Image of Candles and towelsEver feel so tired when leaving work that you just know you will fall asleep as soon as your head hits the pillow? Only to lay awake for hours, tension building while your mind and body seem to laugh at your thwarted efforts to sleep? Do you find the more you exercise, or even try to take that after dinner walk with your favorite four-legged family member, that your legs ache, your back gets stiffer and stiffer and overall you feel less like you did something good for yourself and more like you just created more problems? Is your doctor telling you that your blood pressure is slowly rising, but he doesn’t seem to know what to tell you is causing it to rise?

Well the good news is, you are not alone, and there are studies showing the answers you seek are simple and even inexpensive. Very simply put, without medications, expensive or painful procedures or time missed from work, you can change your overall health, create patterns of relaxation and give your body the healthy boost it needs. The solution you seek is massage. I know, as you sit there reading this blog you wonder how in the world something so minimally invasive could do so much.
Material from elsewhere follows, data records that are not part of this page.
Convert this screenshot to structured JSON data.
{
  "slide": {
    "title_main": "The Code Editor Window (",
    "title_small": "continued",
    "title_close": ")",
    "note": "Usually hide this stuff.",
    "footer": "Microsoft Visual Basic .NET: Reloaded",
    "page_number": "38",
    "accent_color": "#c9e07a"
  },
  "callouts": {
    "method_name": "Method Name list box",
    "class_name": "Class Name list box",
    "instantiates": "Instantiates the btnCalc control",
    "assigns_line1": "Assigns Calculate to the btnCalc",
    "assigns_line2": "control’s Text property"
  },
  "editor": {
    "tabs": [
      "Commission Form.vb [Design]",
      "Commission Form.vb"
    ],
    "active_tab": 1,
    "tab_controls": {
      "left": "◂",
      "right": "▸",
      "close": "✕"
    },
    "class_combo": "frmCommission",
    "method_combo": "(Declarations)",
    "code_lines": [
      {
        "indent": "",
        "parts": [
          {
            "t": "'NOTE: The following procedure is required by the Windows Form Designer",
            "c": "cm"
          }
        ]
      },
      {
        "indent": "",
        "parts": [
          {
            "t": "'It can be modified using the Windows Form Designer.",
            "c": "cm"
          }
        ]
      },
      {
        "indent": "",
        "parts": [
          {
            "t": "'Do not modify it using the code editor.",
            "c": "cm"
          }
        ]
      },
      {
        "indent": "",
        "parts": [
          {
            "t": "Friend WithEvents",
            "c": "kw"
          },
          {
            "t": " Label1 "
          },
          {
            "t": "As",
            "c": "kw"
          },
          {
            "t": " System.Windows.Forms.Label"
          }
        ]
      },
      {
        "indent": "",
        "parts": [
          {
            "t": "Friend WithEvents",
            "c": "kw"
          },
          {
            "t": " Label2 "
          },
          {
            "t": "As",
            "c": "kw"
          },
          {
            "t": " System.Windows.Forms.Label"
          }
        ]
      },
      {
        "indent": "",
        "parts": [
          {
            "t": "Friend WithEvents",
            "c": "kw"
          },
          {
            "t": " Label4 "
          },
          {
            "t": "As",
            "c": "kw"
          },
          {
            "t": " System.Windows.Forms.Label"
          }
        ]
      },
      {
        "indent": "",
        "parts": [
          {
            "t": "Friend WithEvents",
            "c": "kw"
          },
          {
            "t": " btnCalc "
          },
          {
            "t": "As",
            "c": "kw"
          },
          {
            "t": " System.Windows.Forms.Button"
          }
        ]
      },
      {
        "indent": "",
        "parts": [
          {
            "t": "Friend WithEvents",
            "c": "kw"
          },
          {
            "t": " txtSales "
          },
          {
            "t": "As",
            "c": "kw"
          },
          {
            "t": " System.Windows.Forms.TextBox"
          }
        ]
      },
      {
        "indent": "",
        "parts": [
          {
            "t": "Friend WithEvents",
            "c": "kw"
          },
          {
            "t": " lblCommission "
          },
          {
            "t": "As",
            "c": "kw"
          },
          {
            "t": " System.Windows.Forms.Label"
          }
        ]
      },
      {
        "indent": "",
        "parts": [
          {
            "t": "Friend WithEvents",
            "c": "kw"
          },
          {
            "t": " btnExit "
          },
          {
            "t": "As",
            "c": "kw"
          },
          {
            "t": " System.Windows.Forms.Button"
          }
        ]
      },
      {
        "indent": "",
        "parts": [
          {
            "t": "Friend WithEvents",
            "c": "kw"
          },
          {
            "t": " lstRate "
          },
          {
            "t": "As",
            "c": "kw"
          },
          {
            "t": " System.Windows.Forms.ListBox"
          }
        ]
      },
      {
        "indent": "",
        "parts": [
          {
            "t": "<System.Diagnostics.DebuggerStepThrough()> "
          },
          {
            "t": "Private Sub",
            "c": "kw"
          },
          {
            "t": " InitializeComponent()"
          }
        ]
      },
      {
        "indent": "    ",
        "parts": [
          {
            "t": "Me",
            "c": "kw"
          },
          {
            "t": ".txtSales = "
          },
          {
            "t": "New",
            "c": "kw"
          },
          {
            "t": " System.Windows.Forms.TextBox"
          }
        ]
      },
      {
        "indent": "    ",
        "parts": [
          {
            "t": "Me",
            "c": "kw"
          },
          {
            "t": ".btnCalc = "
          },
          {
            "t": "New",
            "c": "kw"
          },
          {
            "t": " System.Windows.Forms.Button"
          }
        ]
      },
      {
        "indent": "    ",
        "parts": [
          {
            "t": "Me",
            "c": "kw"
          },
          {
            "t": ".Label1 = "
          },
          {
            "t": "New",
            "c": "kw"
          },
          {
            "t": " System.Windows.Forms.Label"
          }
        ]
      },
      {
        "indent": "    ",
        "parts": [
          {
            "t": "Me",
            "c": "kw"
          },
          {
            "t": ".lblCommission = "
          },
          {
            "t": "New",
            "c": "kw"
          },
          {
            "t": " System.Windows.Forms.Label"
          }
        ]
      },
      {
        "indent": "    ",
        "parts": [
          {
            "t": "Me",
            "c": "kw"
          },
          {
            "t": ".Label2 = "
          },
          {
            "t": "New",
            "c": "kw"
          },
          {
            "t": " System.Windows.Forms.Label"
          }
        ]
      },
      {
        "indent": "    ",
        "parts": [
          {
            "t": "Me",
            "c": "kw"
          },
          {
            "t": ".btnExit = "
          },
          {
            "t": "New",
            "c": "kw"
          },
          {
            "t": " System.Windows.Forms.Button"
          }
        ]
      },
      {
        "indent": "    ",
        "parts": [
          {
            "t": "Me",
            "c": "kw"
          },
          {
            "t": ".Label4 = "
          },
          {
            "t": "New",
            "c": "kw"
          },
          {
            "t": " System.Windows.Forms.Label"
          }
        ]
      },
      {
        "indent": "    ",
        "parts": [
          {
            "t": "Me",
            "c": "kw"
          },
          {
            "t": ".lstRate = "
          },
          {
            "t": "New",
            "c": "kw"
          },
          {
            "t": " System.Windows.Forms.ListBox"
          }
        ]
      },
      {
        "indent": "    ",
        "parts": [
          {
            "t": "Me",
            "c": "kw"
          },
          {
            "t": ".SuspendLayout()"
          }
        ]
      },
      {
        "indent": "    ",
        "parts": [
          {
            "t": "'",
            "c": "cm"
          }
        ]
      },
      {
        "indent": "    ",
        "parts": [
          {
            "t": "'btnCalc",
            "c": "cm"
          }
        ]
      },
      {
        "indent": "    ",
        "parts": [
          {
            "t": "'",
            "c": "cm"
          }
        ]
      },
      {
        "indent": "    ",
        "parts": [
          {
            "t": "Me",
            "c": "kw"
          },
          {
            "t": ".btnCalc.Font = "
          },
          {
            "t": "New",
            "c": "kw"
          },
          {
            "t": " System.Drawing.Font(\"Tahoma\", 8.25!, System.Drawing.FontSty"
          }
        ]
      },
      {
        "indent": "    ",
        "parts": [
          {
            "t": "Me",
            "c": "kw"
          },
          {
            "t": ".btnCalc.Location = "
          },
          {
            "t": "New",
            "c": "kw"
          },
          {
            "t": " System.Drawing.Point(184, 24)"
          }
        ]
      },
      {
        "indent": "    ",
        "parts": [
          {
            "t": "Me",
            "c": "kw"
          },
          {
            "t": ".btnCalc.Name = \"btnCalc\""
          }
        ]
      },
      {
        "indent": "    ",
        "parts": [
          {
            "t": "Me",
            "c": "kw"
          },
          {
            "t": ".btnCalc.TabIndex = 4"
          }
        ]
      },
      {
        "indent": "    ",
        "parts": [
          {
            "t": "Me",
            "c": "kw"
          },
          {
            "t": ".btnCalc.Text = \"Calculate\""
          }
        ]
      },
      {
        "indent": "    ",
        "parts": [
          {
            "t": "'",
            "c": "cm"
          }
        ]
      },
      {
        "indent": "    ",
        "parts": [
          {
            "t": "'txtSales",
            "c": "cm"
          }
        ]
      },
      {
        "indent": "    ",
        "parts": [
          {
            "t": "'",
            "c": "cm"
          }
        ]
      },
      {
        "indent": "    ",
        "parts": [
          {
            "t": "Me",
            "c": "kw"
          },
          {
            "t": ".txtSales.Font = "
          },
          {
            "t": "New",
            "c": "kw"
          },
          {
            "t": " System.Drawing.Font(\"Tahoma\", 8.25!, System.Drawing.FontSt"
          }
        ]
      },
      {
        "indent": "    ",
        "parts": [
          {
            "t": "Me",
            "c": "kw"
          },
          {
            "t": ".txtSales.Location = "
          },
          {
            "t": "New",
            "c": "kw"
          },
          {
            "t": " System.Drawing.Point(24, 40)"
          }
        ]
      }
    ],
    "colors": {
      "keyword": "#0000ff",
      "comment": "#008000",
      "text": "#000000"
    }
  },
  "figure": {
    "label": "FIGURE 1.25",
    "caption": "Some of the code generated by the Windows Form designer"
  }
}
Some basic ways that massage can impact our health are:

  • Massage reduces levels of the stress hormone cortisol while boosting the feel-good hormones serotonin and dopamine. What does this mean to you? More serotonin and dopamine in your system means that your body will be better able to deal with stress and that you will have an overall feeling of having less anxiety. These hormones also have a major influence on levels of sadness and depression.
  • Massage increases blood flow to the muscles, which may help them heal, blocks your nervous system’s pain receptors and can ease distress caused from migraines.
  • Since types of brain waves determine how alert we are, or how sleepy we are, massage can be used to increase delta waves — those linked with deep sleep, thereby giving us a better nights rest.
  • One of the most amazing effects of relaxing the body, increasing blood flow and limiting stress is that massage can decrease diastolic and systolic blood pressure, giving us a way to help control this silent killer. During massage the nervous system is calmed lowering the heart rate and the muscles become relaxed. With the combination of the above long-term effects of less stress and anxiety and a better night’s sleep, the high blood pressure suffered by one out of three people is better controlled. This in turn helps lower the risk of having a heart attack, kidney failure, or a stroke.
  • Poor leg circulation which is a by-product of diabetes or high blood pressure can cause blockages in your veins that can lead to stroke or heart attack. Symptoms of this include pain in the legs, numbness in the limbs and or water retention. By seeking regular massage, the circulation problems attributed with high blood pressure are also improved, enabling those who want to exercise to safely do so.

To find out just how the health benefits of massage can help you, make an appointment today, and get on track to a healthier, happier you.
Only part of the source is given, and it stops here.